Since 2021, she has been developing NOIRES, an immersive and itinerant project in which she reconstructs the rooms of her dream home — spaces conceived as sites of memory, knowledge, and collective transformation — in dialogue with voices gathered across Africa and the Caribbean. The project has been presented at San Mei Gallery (London), the National Museum of Cameroon (Yaoundé), the Gerrit Rietveld Academie (Amsterdam), Fondation H and 193 Gallery (Paris), and inaugurated MansA – Maison des Mondes Africains (Paris, 2025). 

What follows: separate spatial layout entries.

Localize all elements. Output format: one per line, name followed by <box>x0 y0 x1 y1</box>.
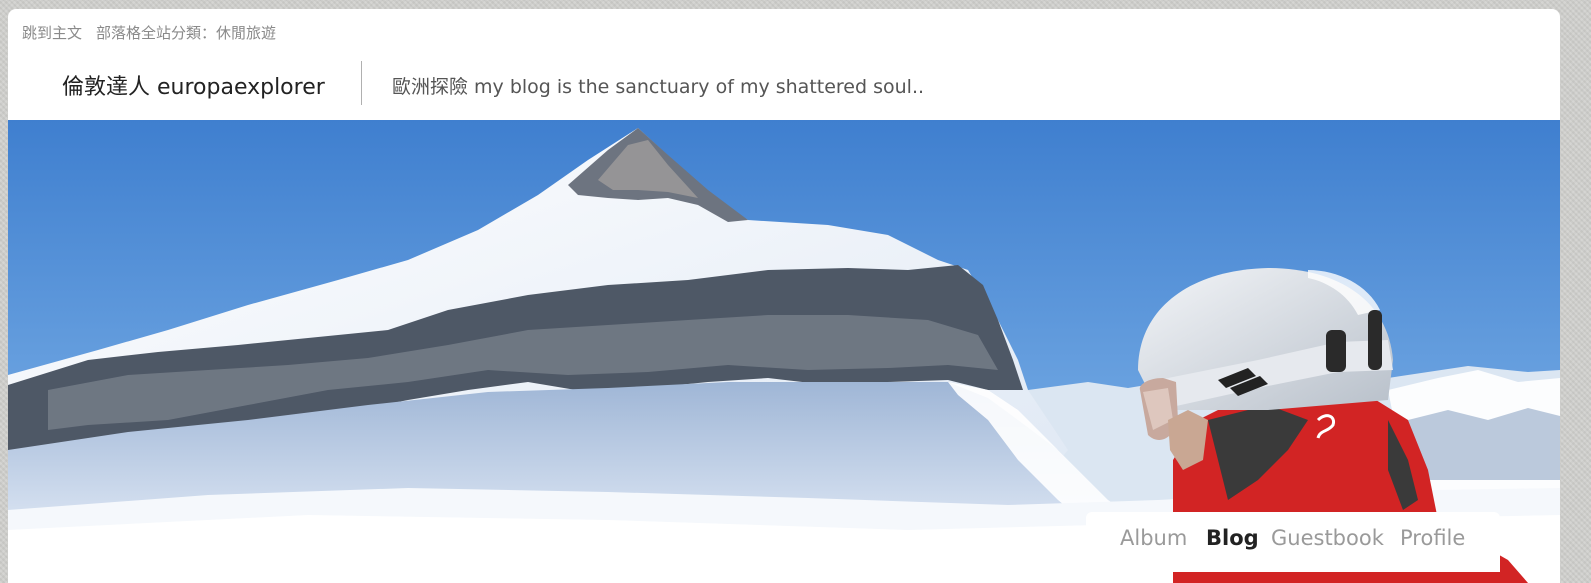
blog-description: 歐洲探險 my blog is the sanctuary of my shat… <box>392 76 925 98</box>
blog-header: 倫敦達人 europaexplorer 歐洲探險 my blog is the … <box>8 59 1560 119</box>
menu-item-guestbook[interactable]: Guestbook <box>1271 526 1384 550</box>
skip-to-main-link[interactable]: 跳到主文 <box>22 24 82 42</box>
blog-menu: Album Blog Guestbook Profile <box>1086 512 1500 572</box>
header-divider <box>361 61 362 105</box>
category-link[interactable]: 休閒旅遊 <box>216 24 276 42</box>
menu-item-profile[interactable]: Profile <box>1400 526 1465 550</box>
category-prefix: 部落格全站分類： <box>96 24 217 42</box>
blog-title[interactable]: 倫敦達人 europaexplorer <box>62 69 325 101</box>
menu-item-blog[interactable]: Blog <box>1206 526 1259 550</box>
menu-item-album[interactable]: Album <box>1120 526 1187 550</box>
blog-page: 跳到主文 部落格全站分類：休閒旅遊 倫敦達人 europaexplorer 歐洲探… <box>8 9 1560 583</box>
top-bar: 跳到主文 部落格全站分類：休閒旅遊 <box>22 22 276 43</box>
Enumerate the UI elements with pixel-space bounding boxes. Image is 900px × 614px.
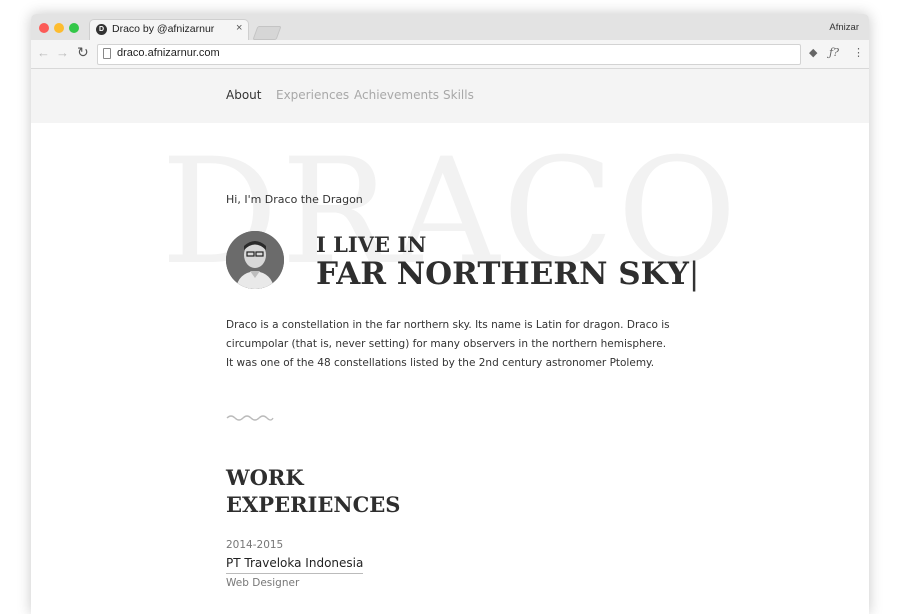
back-arrow-icon[interactable]: ← bbox=[37, 45, 50, 60]
section-title-line-1: WORK bbox=[226, 465, 304, 490]
typing-cursor: | bbox=[688, 256, 700, 292]
headline-text: FAR NORTHERN SKY bbox=[316, 256, 689, 292]
tab-title: Draco by @afnizarnur bbox=[112, 23, 215, 35]
layers-icon[interactable]: ◆ bbox=[809, 46, 817, 59]
minimize-window-button[interactable] bbox=[54, 23, 64, 33]
forward-arrow-icon[interactable]: → bbox=[56, 45, 69, 60]
page-icon bbox=[103, 48, 111, 59]
browser-toolbar: ← → ↻ draco.afnizarnur.com ◆ ƒ? ⋮ bbox=[31, 40, 869, 69]
browser-tab[interactable]: D Draco by @afnizarnur × bbox=[89, 19, 249, 40]
profile-name[interactable]: Afnizar bbox=[829, 22, 859, 33]
favicon-icon: D bbox=[96, 24, 107, 35]
headline-line-1: I LIVE IN bbox=[316, 232, 427, 257]
section-title-work-experiences: WORK EXPERIENCES bbox=[226, 464, 400, 518]
reload-icon[interactable]: ↻ bbox=[77, 44, 89, 61]
avatar bbox=[226, 231, 284, 289]
nav-link-skills[interactable]: Skills bbox=[443, 88, 474, 102]
experience-company-link[interactable]: PT Traveloka Indonesia bbox=[226, 556, 364, 574]
tab-close-icon[interactable]: × bbox=[236, 22, 242, 34]
nav-link-experiences[interactable]: Experiences bbox=[276, 88, 349, 102]
close-window-button[interactable] bbox=[39, 23, 49, 33]
maximize-window-button[interactable] bbox=[69, 23, 79, 33]
address-bar[interactable]: draco.afnizarnur.com bbox=[97, 44, 801, 65]
nav-link-about[interactable]: About bbox=[226, 88, 261, 102]
new-tab-button[interactable] bbox=[252, 26, 282, 40]
nav-link-achievements[interactable]: Achievements bbox=[354, 88, 439, 102]
url-text[interactable]: draco.afnizarnur.com bbox=[117, 47, 220, 59]
avatar-portrait-icon bbox=[226, 231, 284, 289]
bio-paragraph: Draco is a constellation in the far nort… bbox=[226, 319, 670, 369]
experience-years: 2014-2015 bbox=[226, 539, 284, 551]
tab-bar: D Draco by @afnizarnur × Afnizar bbox=[31, 14, 869, 40]
section-title-line-2: EXPERIENCES bbox=[226, 492, 401, 517]
more-vert-icon[interactable]: ⋮ bbox=[853, 46, 864, 59]
headline-line-2: FAR NORTHERN SKY| bbox=[316, 256, 699, 292]
web-page: About Experiences Achievements Skills DR… bbox=[31, 69, 869, 614]
greeting-text: Hi, I'm Draco the Dragon bbox=[226, 193, 363, 206]
experience-role: Web Designer bbox=[226, 577, 300, 589]
browser-window: D Draco by @afnizarnur × Afnizar ← → ↻ d… bbox=[31, 14, 869, 614]
function-icon[interactable]: ƒ? bbox=[829, 46, 839, 59]
wavy-divider bbox=[226, 415, 274, 421]
site-nav: About Experiences Achievements Skills bbox=[31, 69, 869, 123]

Alongside her artistic practice, Studio Mbanga channels this same narrative and decolonial approach into art direction, consulting, and cultural strategy — a structure through which the personal and the political inform one another across fashion, film, and contemporary art. Graduate of the Gerrit Rietveld Academie, she was awarded the Lichting and Rietveld Reviewed prizes in 2021, and gave a TEDx talk, Wearing Your Nudity, in 2022.

Satch Hoyt

Satch Hoyt is a spiritualist, a believer in ritual and retention. A visual artist and a musician, his diverse and multifaceted body of work—whether sculpture, sound installation, painting, musical performance, or musical recording—is united in its investigation of the “Eternal Afro-Sonic Signifier” and its movement across and amid the cultures, peoples, places, and times of the African Diaspora. Those four evocative words (a term coined by Hoyt) refer to the “mnemonic network of sound” that was enslaved Africans’ “sole companion during the forced migration of the Middle Passage.”¹ It was, and is, a hard-won somatic toolkit for remembering where you come from and who you are—and maybe, where you’re going—against all the many odds.